Balena Architecture

Overview:

  • Teaching: 10 min
  • Exercises: 5 min

Questions

  • Is there more to Balena than just a collection of PCs?
  • What are all those cables for?
  • Why are there two filesystems and why do they have different uses?

Objectives

  • Know that HPCs consist of a collections of nodes each similar to normal desktop/laptops
  • Know that a high speed network allows these to work on the same problem and access fast storage
  • Understand that different nodes have different purposes to help enable your research
  • Jobs a managed by the scheduler, they do not run immediately

The following architecture diagram illustrates the priciple components of Balena. Most HPC services will have a boradly similar structure:

balena-arch.png

The key thing to understand is that HPC are a collection of resources similar to what you have in your desktop or laptop machine, typically called nodes. The are different sets of nodes each performing a different purpose. When you access Balena you don't go straight to the compute nodes you land on a login node. Here you can submit jobs to a scheduler, which assigns jobs to the compute nodes. The scheduler runs on master nodes which are also used to manage the system, maintenance and fix any issues.

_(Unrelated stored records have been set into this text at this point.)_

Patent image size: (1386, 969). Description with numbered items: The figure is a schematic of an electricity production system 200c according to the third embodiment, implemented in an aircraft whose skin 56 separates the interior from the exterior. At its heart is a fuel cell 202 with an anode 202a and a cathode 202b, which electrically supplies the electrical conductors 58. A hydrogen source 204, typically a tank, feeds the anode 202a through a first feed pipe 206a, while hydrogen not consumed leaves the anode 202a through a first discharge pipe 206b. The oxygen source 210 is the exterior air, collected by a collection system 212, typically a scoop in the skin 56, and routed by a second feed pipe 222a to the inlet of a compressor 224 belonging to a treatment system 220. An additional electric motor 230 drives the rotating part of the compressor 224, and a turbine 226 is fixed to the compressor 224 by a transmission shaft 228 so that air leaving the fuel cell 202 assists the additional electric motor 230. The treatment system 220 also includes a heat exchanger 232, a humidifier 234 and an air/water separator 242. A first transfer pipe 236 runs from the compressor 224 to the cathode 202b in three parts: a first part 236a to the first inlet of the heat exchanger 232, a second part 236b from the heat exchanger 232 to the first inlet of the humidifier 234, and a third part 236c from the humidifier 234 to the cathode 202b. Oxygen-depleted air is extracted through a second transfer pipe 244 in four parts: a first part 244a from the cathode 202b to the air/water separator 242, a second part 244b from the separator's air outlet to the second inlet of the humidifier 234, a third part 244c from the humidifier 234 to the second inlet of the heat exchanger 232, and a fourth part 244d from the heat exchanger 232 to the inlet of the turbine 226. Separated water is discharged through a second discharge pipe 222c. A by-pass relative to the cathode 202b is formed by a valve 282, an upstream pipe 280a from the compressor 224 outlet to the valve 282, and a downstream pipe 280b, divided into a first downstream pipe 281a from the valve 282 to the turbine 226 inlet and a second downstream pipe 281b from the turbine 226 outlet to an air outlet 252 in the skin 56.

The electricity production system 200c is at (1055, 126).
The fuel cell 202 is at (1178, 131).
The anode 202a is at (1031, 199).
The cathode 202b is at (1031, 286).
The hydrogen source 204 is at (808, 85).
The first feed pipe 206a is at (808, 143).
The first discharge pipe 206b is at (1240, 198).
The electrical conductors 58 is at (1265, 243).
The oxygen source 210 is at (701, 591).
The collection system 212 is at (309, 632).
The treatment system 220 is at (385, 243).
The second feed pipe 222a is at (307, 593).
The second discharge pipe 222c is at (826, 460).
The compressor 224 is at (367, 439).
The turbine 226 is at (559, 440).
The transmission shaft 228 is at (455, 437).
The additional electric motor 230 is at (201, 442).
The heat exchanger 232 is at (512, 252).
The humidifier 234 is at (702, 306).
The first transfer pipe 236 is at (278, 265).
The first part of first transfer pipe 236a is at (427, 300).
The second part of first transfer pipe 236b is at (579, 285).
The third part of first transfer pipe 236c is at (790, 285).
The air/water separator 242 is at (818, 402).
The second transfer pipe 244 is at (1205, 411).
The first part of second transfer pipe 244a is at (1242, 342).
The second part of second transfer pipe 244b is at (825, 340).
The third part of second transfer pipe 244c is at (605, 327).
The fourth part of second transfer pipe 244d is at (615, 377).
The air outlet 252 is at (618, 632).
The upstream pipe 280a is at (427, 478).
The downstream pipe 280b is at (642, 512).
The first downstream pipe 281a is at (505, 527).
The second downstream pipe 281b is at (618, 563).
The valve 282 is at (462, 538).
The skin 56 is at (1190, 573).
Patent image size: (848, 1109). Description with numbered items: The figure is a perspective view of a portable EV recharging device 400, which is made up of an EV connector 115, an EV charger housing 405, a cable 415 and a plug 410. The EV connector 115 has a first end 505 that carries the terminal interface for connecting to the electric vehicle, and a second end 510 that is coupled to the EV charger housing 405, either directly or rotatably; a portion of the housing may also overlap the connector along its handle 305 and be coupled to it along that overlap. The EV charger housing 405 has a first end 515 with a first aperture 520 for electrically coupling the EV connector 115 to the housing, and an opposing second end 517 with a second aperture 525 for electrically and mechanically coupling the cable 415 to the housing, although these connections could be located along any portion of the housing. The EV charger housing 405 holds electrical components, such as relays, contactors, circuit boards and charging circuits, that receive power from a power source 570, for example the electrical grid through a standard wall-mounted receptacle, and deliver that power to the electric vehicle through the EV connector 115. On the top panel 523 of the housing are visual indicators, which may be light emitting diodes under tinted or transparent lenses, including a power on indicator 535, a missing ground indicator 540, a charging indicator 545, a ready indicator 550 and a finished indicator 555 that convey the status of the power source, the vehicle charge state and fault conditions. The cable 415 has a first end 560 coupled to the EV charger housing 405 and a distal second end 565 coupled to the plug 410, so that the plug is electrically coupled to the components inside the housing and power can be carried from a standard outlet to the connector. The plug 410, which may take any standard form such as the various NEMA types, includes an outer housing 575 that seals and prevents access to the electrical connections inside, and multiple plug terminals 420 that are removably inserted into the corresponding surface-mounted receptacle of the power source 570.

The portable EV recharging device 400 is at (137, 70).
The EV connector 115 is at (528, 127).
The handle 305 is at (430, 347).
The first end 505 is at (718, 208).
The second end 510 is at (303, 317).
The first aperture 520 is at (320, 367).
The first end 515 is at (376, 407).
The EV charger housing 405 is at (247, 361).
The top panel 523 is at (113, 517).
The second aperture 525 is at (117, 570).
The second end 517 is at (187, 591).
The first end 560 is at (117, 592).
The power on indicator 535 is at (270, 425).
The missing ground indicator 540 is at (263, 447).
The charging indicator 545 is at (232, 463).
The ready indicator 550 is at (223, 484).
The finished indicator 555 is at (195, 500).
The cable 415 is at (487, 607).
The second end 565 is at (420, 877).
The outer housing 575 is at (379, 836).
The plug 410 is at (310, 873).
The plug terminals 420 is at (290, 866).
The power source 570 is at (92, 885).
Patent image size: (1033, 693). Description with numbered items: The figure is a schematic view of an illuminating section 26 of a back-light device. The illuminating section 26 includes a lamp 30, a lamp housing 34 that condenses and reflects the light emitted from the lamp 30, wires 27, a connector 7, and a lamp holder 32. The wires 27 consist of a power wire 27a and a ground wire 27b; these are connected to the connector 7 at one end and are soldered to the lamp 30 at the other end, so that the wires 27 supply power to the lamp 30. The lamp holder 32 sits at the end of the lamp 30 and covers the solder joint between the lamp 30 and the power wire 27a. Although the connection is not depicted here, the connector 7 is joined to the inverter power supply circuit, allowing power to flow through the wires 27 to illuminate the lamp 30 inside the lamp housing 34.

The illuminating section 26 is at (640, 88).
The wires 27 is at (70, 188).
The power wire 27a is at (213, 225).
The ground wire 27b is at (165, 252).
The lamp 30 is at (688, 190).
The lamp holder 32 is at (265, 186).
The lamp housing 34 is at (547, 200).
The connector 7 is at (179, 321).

The compute are connected by a high speed network which allows several or many nodes to work together on the same problem. Most of the nodes are the similar but to target specific workloads we also have some with high memory and some with GPU accelerators. As there can often be a queue of user jobs waiting to run we also have nodes reserved for quick turn around and interactive testing to allow researchers developing software to work more efficiently. Because the nodes all need to access the same storage this is separate, and as we have already seen, in the case of Balena has two component, $HOME and $STORAGE.

Some HPC problems require access to large datasets and reading and writing that data can be a significant bottleneck. Therefore the $STORAGE is also connected to the high speed network. Making backups of this storage would be prohibitively expensive, reducing the capacity. So this data is considered at risk and we have $HOME where users can store programs and scripts for setting up and running calculations, this has a smaller capcity but is backed up. This is connected to a standard network which also allows the system to be managed without intefering with jobs that are running.

Key Points:

  • HPC consists of a collection of resources similar to your desktop or laptop
  • These are connected to each other and fast storage by a high speed network
  • Different nodes serve different functions to help manage the system and allow researchers wth different workloads and needs to work efficiently.